Bevacizumab reduces need for vitrectomy in PDR patients with vitreous haemorrhage
Intravitreal bevacizumab (IVB) injections induce short-lived visual benefit but ease the need for vitrectomy in proliferative diabetic retinopathy (PDR) patients with vitreous haemorrhage (VH) who had undergone prior complete panretinal photocoagulation (PRP), a recent study has found.
Researchers conducted a multicentre cohort study of 40 patients (mean age 53.1±9.1 years, 56.8 percent men) contributing 44 eyes treated with IVB and 89 patients (mean age 59.2±10.0 years, 69.6 percent men) contributing 92 untreated eyes. Main outcomes were the cumulative rate of vitrectomy and spontaneous clear-up compared between groups.
Eleven eyes in the IVB group needed vitrectomy as opposed to 39 eyes in the control group (25 percent vs 42 percent; p=0.049). The resulting cumulative probability of vitrectomy remained significantly lower in IVB eyes throughout the follow-up period.

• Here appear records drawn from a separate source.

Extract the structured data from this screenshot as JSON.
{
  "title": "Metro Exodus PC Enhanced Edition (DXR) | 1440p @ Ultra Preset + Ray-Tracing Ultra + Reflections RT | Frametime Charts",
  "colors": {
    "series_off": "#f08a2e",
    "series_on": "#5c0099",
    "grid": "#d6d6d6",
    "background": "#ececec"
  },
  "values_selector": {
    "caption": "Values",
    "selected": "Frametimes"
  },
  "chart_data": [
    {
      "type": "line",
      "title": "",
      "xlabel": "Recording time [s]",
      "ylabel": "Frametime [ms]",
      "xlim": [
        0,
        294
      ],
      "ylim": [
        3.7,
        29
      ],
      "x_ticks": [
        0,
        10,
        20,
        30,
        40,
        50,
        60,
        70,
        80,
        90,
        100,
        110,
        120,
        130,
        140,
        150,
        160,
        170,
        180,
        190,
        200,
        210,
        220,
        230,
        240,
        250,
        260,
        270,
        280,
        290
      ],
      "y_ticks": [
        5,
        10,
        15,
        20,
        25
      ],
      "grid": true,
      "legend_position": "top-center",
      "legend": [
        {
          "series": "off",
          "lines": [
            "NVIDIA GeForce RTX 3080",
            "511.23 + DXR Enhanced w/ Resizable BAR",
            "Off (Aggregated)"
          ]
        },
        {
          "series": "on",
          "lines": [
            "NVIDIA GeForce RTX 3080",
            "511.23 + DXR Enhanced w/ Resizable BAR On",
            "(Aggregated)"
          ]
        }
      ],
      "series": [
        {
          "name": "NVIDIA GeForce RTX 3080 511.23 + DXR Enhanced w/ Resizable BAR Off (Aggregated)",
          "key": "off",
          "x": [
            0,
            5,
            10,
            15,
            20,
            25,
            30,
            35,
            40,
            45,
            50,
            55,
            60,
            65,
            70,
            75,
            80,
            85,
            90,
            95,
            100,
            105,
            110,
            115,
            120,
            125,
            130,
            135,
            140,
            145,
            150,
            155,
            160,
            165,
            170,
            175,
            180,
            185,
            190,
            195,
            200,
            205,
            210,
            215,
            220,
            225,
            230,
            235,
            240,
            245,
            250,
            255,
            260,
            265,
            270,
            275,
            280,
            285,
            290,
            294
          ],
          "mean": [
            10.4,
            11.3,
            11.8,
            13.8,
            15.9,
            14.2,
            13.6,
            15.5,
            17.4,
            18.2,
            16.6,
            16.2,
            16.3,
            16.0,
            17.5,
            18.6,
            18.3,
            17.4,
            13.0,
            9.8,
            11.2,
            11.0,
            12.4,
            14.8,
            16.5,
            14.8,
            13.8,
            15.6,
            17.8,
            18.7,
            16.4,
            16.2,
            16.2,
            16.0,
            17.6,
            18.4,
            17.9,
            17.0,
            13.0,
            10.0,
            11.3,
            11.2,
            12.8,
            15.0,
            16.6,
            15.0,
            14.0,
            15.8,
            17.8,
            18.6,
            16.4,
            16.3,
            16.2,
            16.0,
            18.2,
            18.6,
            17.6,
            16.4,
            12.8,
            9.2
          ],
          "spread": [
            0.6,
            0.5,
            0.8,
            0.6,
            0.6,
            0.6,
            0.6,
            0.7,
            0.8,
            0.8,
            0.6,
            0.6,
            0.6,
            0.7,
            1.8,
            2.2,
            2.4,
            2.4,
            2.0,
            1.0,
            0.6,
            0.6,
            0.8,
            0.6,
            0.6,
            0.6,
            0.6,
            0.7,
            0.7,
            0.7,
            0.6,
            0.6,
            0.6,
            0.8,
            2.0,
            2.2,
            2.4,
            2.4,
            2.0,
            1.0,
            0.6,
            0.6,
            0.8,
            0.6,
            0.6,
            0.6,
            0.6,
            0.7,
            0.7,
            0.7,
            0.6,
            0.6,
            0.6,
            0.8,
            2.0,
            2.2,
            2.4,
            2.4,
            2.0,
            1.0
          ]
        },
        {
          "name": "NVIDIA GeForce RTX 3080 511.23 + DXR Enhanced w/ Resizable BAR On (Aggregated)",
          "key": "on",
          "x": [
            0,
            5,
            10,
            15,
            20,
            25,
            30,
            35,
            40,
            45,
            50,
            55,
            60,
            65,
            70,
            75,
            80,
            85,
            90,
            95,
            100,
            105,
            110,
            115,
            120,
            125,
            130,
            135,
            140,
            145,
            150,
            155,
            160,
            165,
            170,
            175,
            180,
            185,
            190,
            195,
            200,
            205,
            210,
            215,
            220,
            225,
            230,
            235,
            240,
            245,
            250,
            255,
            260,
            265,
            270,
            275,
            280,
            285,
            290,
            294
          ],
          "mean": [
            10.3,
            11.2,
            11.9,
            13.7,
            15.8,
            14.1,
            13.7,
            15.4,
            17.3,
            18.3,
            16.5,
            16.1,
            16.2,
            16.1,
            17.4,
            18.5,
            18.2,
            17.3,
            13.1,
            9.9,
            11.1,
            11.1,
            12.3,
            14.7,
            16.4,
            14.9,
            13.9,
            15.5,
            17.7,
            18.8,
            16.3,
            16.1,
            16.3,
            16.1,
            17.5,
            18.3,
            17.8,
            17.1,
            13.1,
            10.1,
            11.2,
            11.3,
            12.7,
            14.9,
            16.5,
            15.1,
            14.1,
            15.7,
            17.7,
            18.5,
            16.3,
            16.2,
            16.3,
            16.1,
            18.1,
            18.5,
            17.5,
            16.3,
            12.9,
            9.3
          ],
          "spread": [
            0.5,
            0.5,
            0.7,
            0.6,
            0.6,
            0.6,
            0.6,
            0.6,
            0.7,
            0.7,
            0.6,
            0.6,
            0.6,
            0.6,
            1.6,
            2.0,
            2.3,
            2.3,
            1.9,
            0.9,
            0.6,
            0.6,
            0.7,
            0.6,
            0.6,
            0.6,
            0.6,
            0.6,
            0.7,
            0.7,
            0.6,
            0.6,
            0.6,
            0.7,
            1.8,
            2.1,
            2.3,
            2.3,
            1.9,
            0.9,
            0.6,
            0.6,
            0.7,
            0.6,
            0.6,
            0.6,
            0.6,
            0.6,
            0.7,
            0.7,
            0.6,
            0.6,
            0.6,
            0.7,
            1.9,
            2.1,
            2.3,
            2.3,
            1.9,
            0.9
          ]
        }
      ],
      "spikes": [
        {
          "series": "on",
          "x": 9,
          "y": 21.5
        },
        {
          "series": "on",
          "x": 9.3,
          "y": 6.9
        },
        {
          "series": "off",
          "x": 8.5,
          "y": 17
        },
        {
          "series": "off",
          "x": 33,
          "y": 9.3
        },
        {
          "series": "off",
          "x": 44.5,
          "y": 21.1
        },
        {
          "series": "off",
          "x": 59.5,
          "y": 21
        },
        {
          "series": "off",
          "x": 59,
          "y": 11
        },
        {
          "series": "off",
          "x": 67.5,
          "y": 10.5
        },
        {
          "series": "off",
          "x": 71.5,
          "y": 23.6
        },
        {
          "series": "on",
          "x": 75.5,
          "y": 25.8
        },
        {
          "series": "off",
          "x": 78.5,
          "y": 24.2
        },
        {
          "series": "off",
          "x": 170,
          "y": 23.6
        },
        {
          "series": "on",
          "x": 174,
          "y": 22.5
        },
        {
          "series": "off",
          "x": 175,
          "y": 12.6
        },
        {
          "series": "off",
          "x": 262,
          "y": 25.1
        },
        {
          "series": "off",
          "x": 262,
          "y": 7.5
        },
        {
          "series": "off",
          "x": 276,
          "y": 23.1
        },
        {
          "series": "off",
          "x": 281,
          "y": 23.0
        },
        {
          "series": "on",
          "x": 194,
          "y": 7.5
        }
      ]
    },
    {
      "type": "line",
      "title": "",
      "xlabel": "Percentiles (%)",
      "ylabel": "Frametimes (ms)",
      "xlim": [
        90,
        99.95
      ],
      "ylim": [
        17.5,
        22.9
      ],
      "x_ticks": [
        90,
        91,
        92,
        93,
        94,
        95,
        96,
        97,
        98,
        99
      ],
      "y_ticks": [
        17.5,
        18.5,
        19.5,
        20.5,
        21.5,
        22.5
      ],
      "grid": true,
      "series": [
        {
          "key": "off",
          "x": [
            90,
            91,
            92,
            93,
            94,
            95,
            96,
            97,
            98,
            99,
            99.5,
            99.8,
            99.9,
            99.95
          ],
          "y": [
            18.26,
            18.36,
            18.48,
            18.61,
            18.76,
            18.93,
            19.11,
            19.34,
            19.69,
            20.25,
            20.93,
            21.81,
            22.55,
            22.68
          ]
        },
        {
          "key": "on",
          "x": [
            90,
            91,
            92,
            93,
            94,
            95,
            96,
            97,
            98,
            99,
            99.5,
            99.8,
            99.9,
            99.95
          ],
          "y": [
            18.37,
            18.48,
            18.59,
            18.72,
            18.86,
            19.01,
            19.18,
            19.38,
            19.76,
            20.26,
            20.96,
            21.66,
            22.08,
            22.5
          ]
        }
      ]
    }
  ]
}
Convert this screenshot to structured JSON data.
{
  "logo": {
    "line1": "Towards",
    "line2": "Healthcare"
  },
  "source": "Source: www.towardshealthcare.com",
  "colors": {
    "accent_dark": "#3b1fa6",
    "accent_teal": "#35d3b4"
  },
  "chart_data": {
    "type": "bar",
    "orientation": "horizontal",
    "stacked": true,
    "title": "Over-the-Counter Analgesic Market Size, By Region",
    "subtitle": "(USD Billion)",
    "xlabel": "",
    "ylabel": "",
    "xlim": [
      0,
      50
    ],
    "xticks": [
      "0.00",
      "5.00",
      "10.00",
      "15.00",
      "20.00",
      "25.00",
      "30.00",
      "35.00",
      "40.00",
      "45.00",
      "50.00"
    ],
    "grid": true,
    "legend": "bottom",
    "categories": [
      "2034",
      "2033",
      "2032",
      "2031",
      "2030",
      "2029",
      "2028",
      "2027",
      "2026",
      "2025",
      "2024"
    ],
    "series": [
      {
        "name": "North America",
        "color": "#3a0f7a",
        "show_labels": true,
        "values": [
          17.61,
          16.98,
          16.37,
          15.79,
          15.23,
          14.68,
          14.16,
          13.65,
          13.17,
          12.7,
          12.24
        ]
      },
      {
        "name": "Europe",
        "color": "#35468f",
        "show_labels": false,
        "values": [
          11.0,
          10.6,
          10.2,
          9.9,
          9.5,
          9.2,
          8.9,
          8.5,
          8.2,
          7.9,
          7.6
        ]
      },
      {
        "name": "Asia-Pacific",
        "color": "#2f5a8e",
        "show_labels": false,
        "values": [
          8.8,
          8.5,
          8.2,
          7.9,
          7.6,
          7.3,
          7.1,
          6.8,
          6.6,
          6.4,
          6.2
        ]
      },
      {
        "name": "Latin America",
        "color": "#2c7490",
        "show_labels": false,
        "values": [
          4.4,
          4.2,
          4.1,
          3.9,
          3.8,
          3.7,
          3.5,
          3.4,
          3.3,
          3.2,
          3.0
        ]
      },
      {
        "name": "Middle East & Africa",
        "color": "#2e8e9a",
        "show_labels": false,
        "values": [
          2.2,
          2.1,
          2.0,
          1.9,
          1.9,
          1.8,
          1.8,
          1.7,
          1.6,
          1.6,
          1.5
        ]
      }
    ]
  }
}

Kaplan-Meier survival curves confirmed that over 24 months of follow-up, IVB eyes showed significantly less need for vitrectomy than controls (p=0.005). The time until vitrectomy was likewise longer in the IVB group (p=0.003).
In terms of VH clearance, IVB eyes showed significantly higher clear-up rates relative to controls (88 percent vs 80 percent; p=0.024) that occurred much earlier (6.5 vs 13.1 months; p=0.008). Similarly, 1-month best-corrected visual acuity was better in the IVB eyes (p=0.002), though such effect was attenuated at the 6-, 12-, and 24-month follow-ups.
“IVB can induce more rapid clearance of VH and short-term visual gain in eyes with VH, despite prior full PRP, and may be carefully considered as an adjunctive treatment in these patients with caution of its side effects and risks in deferring vitrectomy,” the researchers said.